Will emergency contraception make women behave differently? (UPDATED)

One of the common knocks against emergency contraception (and against the HPV vaccine, for that matter), is that it will lead to fewer women practicing safe sex. In other words, remove the “danger” from sex, and people won’t be afraid of it.

I will ignore the assumptions inherent in such an argument for the moment, and just focus on the hypothesis. Will EC do that to women? As we’d say on Healthcare Triage, “to the research!”

Objective: We studied whether increased emergency contraception availability for women over age 18 was associated with a higher probability of risky sexual practices.

Data: A total of 34,030 individual/year observations on 3,786 women aged 18 and older were extracted from the National Longitudinal Survey of Youth, 1997 from October 1999 through November 2009.

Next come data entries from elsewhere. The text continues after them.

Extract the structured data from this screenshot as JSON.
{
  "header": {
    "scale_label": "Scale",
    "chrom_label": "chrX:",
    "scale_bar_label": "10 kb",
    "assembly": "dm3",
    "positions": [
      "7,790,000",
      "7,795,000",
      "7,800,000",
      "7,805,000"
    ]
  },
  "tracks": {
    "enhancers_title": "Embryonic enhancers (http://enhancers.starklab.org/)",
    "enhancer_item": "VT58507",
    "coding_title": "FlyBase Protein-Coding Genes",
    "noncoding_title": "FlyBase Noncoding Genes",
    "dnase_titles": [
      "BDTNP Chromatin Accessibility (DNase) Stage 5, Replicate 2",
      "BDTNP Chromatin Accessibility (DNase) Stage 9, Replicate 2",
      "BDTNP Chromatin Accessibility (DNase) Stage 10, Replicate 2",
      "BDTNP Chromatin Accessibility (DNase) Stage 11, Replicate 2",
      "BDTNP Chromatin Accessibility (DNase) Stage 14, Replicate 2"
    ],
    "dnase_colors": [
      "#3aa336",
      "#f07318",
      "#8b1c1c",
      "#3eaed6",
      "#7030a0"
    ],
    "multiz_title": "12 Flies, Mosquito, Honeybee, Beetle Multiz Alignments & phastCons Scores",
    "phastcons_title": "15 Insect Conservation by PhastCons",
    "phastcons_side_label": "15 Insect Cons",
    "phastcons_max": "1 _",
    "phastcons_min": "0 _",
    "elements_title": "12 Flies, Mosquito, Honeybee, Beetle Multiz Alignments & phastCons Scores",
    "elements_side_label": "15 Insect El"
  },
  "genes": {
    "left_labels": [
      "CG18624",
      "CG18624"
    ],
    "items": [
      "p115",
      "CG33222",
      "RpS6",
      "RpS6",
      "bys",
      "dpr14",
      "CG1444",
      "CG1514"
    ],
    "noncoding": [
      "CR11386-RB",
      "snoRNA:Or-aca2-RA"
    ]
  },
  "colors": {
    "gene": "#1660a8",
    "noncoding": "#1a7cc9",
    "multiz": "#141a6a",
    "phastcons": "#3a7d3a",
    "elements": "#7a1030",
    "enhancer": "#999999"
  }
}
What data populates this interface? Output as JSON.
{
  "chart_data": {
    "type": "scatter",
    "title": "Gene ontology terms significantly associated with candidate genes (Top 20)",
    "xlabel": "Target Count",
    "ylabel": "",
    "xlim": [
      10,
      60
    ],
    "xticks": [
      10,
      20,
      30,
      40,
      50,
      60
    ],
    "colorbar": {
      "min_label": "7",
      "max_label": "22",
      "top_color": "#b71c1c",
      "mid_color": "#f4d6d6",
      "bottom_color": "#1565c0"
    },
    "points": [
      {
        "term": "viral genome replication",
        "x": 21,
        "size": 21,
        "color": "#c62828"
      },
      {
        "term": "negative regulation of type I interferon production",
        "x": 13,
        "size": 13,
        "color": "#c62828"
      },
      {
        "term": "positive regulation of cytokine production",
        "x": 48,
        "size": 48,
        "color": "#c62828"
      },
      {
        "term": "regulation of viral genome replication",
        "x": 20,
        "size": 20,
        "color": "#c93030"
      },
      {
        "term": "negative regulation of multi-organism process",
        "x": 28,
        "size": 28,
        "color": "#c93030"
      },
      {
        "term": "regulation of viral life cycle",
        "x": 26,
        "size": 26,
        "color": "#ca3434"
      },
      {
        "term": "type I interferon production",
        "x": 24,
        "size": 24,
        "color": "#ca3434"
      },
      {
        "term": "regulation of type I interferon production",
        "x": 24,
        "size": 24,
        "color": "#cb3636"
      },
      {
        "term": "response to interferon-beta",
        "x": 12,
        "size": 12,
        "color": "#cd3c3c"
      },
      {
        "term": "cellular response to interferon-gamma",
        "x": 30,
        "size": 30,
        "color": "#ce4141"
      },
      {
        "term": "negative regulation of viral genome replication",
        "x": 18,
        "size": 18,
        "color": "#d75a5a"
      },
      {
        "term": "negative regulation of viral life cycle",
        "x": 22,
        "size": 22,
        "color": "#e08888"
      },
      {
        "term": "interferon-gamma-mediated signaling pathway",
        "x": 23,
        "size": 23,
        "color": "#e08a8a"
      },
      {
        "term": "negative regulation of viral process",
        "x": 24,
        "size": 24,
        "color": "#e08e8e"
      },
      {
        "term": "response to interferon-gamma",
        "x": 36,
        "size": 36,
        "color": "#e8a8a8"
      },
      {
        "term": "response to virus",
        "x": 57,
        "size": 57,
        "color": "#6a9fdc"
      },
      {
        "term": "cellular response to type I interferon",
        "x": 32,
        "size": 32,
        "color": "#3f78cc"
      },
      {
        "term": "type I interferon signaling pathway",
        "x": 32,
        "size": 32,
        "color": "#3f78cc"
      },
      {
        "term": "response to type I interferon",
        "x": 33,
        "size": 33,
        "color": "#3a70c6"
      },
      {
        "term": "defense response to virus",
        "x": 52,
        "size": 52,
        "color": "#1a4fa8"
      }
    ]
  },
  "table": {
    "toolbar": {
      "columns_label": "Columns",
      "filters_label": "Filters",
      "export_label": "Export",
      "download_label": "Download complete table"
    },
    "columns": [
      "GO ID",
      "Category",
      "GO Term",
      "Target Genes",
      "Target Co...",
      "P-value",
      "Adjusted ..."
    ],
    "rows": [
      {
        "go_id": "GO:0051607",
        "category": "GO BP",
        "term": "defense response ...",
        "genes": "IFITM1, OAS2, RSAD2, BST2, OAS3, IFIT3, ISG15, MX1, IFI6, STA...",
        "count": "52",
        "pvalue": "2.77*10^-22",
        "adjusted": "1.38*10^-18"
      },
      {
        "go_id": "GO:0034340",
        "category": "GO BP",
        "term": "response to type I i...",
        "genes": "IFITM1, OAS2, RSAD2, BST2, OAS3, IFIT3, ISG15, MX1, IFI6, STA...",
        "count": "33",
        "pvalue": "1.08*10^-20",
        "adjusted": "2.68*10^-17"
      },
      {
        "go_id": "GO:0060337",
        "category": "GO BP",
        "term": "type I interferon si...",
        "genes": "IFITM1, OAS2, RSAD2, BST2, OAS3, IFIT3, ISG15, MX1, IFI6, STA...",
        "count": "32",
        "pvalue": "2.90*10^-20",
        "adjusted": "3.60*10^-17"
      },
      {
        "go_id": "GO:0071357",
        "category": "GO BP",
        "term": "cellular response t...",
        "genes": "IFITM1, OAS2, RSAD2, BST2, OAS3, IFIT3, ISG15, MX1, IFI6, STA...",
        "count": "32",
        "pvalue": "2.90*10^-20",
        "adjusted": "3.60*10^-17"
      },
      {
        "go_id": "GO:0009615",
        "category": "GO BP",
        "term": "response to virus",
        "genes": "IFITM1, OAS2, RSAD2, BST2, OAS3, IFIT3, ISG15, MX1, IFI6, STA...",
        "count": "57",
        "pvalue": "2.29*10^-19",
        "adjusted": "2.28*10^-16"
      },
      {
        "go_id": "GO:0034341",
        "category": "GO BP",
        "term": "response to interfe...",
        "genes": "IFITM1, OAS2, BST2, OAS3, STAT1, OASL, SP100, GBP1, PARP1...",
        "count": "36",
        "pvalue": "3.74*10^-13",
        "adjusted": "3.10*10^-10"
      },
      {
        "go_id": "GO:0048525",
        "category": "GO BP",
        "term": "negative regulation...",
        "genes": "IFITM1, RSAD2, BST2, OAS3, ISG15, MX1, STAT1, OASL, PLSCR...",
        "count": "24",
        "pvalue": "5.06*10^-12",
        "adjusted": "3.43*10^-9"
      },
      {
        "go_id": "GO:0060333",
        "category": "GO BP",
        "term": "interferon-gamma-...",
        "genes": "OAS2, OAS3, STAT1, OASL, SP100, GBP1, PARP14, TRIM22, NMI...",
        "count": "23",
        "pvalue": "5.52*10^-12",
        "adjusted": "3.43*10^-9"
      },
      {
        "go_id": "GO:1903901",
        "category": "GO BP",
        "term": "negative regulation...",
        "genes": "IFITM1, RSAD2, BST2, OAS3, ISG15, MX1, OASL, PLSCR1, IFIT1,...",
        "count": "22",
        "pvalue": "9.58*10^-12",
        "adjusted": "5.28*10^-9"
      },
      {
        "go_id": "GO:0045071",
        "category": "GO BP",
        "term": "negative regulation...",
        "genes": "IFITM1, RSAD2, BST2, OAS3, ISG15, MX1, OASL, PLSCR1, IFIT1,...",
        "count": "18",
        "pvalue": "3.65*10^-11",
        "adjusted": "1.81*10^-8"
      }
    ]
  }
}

Study Design: We modeled three binary outcome variables: any sexual activity; sexual activity with more than one partner; and any sex without a condom for women with multiple partners for women in states with state-level policy changes (prior to the 2006 FDA ruling) and for women in states subject to only the national policy change both jointly and separately.

Researchers used the National Longitudinal Survey of Youth to look at women age 18 and older. The outcomes of interest included sexual activity, sexual activity with more than one partner, and sex without a condom and multiple partners. They measured these outcomes both before and after state-level policy changes that affected emergency contraception access. In the study period, eight states increased access by allowing it to be sold behind the counter (without a prescription) before 2006; in that year, national policy allowed it to be sold that way anywhere.

When looking at those states only, women who had easier access to emergency contraception had no change in the probability of sexual activity or having more than one partner. However, women seemed to be having more unprotected sex in those states after emergency contraception was more easily accessed.

But, in the states that were affected only by the national policy change in 2006, more accessible emergency contraception was associated with a decrease in sexual activity and a decrease in the probability of having more than one sexual partner. And it wasn’t associated with any change in unprotected sex. So nationally, I’d be curious to know how someone could look at this as an unwelcome outcome.

@aaronecarroll

(UPDATE: yes, I changed the title cause I decided this was better than snarky. And I fixed a paragraph where I made some mistakes.